Dette versus cotisations

[…] la dette sert essentiellement à une chose : à ce que les classes dirigeantes dépouillent légalement, et à toutes les époques, le plus grand nombre.
Comment ça marche aujourd’hui ? C’est simple comme bonjour. Avec la bénédiction de l’État une fraction de la bourgeoisie (« banquière ») crée de l’argent : elle écrit dans un livre de compte « 1 million d’euros ». Cet argent, c’est la corde qui serre notre cou.
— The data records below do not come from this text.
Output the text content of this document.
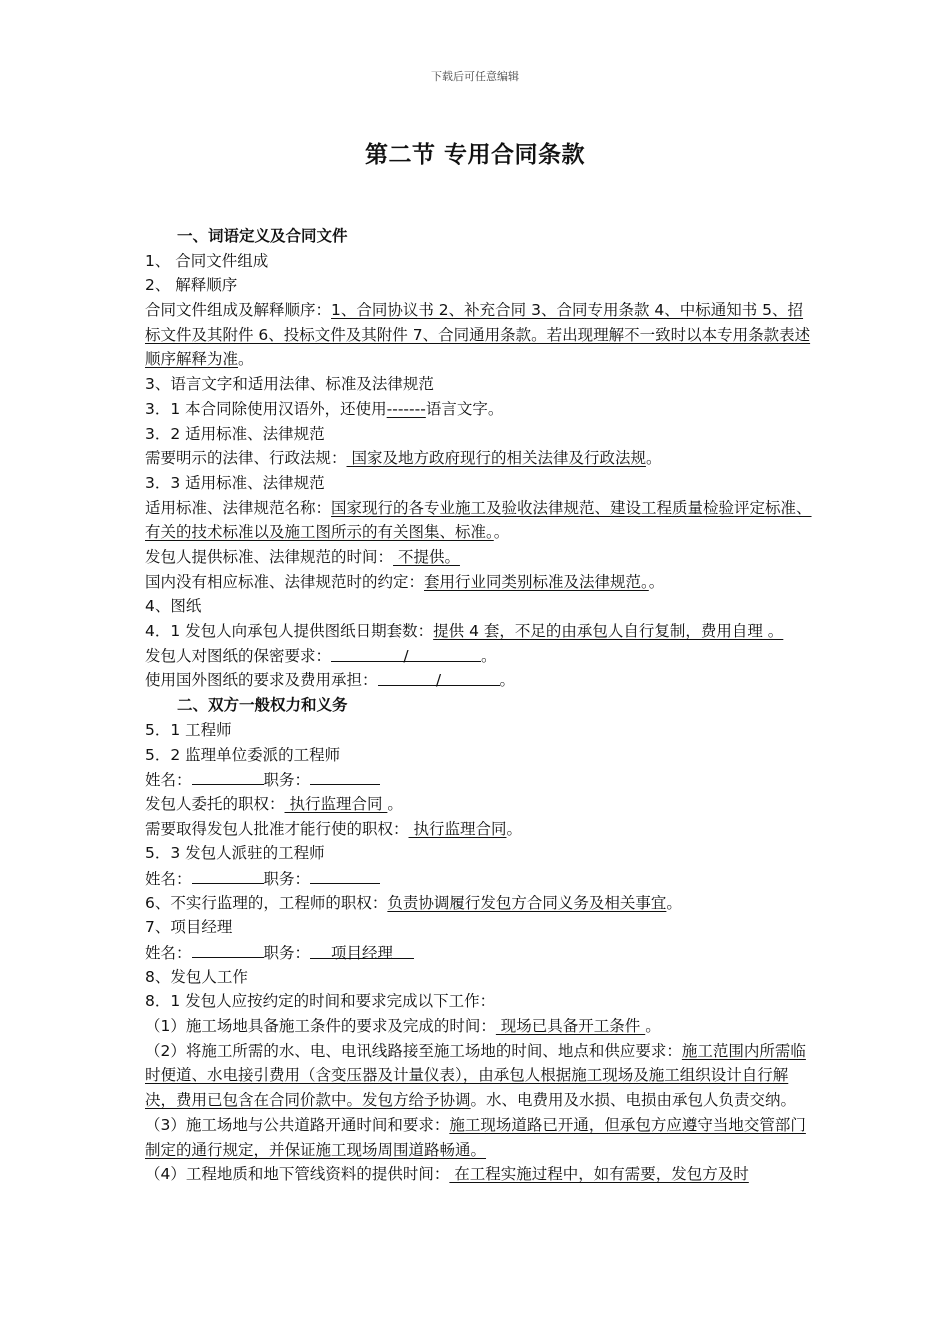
下载后可任意编辑
第二节 专用合同条款
一、词语定义及合同文件
1、 合同文件组成
2、 解释顺序
合同文件组成及解释顺序：1、合同协议书 2、补充合同 3、合同专用条款 4、中标通知书 5、招标文件及其附件 6、投标文件及其附件 7、合同通用条款。若出现理解不一致时以本专用条款表述顺序解释为准。
3、语言文字和适用法律、标准及法律规范
3．1 本合同除使用汉语外，还使用-------语言文字。
3．2 适用标准、法律规范
需要明示的法律、行政法规： 国家及地方政府现行的相关法律及行政法规。
3．3 适用标准、法律规范
适用标准、法律规范名称：国家现行的各专业施工及验收法律规范、建设工程质量检验评定标准、有关的技术标准以及施工图所示的有关图集、标准。。
发包人提供标准、法律规范的时间： 不提供。
国内没有相应标准、法律规范时的约定：套用行业同类别标准及法律规范。。
4、图纸
4．1 发包人向承包人提供图纸日期套数：提供 4 套，不足的由承包人自行复制，费用自理 。
发包人对图纸的保密要求：	/	。
使用国外图纸的要求及费用承担：	/	。
二、双方一般权力和义务
5．1 工程师
5．2 监理单位委派的工程师
姓名：	职务：
发包人委托的职权： 执行监理合同 。
需要取得发包人批准才能行使的职权： 执行监理合同。
5．3 发包人派驻的工程师
姓名：	职务：
6、不实行监理的，工程师的职权：负责协调履行发包方合同义务及相关事宜。
7、项目经理
姓名：	职务： 项目经理
8、发包人工作
8．1 发包人应按约定的时间和要求完成以下工作：
（1）施工场地具备施工条件的要求及完成的时间： 现场已具备开工条件 。
（2）将施工所需的水、电、电讯线路接至施工场地的时间、地点和供应要求：施工范围内所需临时便道、水电接引费用（含变压器及计量仪表），由承包人根据施工现场及施工组织设计自行解决，费用已包含在合同价款中。发包方给予协调。水、电费用及水损、电损由承包人负责交纳。
（3）施工场地与公共道路开通时间和要求：施工现场道路已开通，但承包方应遵守当地交管部门制定的通行规定，并保证施工现场周围道路畅通。
（4）工程地质和地下管线资料的提供时间： 在工程实施过程中，如有需要，发包方及时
Il est prêté pour financer et contrôler le travail des êtres humains et leur voler une partie de la valeur qu`ils produisent (les « profits ») afin, notamment, coûte que coûte, que la dette soit remboursée. […]

Or, dans ce pays, il y a longtemps, des syndicalistes révolutionnaires ont inventé, en même temps que le régime général de la Sécurité sociale, la cotisation sociale, une part de nos salaires. […] elle n’est pas née du cerveau d’un savant mais sous les casquettes ouvrières et […] ne collectant guère qu’environ 400 milliards d’euros par an, soit un peu moins du quart de la valeur des marchandises vendues. Une paille !
À quoi sert une cotisation sociale ? Ni plus ni moins qu’à détourner des centaines de milliards d’euros du crédit, de la logique mortifère de la dette pour payer du travail non capitaliste. L’argent de la Sécu finance sans crédit, sans prêteur, sans profit ce que nous avons de plus précieux, notamment l’hôpital public. La cotisation sociale a collecté dans des caisses, à l’origine gérées par une majorité de travailleurs organisés, des sommes de plus en plus considérables qui sont allées payer le bien commun, le travail non capitaliste des soignants maîtres de leur travail à l’hôpital.

[…] la cotisation ne retourne pas dans les banques. Elle va directement financer le travail des soignants qui produisent de la richesse sociale, de la valeur économique qui donne lieu à un nouveau flux d’argent qui, soumis a la cotisation retourne en partie dans les caisses de Sécu pour financer la santé – ou autre chose si on le souhaitait. Sans actionnaire ni profit. Sans
prêteur ni remboursement.
Ainsi la cotisation tue toute possibilité de « paradis fiscal », faute d’accumulation de pognon. Une fois entrée dans une caisse, elle en ressort aussitôt pour payer le travail. Voilà qui est bien préférable à la « justice fiscale ». De plus elle libère les travailleurs de la pression capitaliste (laquelle est réintroduite lorsque l’hôpital public se finance à nouveau sur les marchés financiers et est géré par des managers).

Extraits d’un article de Denis Baba dans le journal La Décroissance de mars 2018.

La dette, arme de domination

Erwan Manac’h : Votre analyse porte sur l’idée que la dette a joué un rôle structurant dans l’histoire. Pourquoi ?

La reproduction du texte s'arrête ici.